No one expects another round of major lockdowns, even with a highly immune-evasive new form of COVID raging across the planet. Instead, our best tool against Pi, Rho or Sigma might be new formulations of the messenger-RNA vaccines from Moderna and Pfizer.
MRNA is inherently flexible. It’s a plug-and-play delivery system for tiny scraps of genetic material that prompt a particular immune response. Change the genetic material and you change the vaccine—and the antibodies it induces.
The current mRNA vaccines were designed for the original form of COVID, although they still work really well against Delta and Omicron. Anticipating that an immune-escape variant is coming, both Pfizer and Moderna are working on new “multivalent” vaccine formulations with broader effectiveness against an even wider range of SARS-CoV-2 variants.

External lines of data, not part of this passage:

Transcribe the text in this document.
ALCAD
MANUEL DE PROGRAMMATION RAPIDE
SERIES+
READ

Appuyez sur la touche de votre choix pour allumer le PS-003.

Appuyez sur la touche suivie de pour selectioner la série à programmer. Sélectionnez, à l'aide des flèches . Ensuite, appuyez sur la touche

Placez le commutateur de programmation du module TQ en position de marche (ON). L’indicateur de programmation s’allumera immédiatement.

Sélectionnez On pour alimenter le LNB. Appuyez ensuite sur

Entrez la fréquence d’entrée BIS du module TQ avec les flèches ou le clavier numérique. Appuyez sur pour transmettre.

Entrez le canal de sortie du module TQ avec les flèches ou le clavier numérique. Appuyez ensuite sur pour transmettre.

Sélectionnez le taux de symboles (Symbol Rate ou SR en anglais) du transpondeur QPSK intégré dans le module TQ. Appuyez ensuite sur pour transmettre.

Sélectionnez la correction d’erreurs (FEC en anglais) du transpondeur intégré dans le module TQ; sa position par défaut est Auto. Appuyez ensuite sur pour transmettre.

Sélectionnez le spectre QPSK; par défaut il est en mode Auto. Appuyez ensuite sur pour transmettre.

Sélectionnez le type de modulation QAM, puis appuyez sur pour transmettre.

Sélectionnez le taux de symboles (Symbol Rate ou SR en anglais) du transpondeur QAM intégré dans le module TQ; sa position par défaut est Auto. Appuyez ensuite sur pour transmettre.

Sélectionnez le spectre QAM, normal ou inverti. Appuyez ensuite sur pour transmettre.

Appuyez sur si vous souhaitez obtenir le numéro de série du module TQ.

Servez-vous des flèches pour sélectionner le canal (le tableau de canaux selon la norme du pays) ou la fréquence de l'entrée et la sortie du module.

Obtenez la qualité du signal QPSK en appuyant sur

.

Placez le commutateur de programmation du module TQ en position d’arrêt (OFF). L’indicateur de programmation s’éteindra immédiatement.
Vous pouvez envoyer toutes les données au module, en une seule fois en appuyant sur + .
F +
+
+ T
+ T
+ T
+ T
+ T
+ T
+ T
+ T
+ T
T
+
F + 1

But these new formulations aren’t quite ready. Both Massachusetts-based Moderna and Pfizer in New York have run large-scale trials of their multivalent vaccines, but the U.S. Food and Drug Administration is still scrutinizing the data.
Whether and when the FDA approves new vaccine mixes, a precondition for health agencies in many other countries to do the same, could depend on whether and when an immune-escape variant shows up. Swartzberg said the new jabs could get FDA approval in around a month.
Obviously, regulators would prefer to study the new formulations without the pressure of a major surge in infections and deaths. And they just might get that, if the next wave is a BA.2.75 wave instead of something potentially much worse.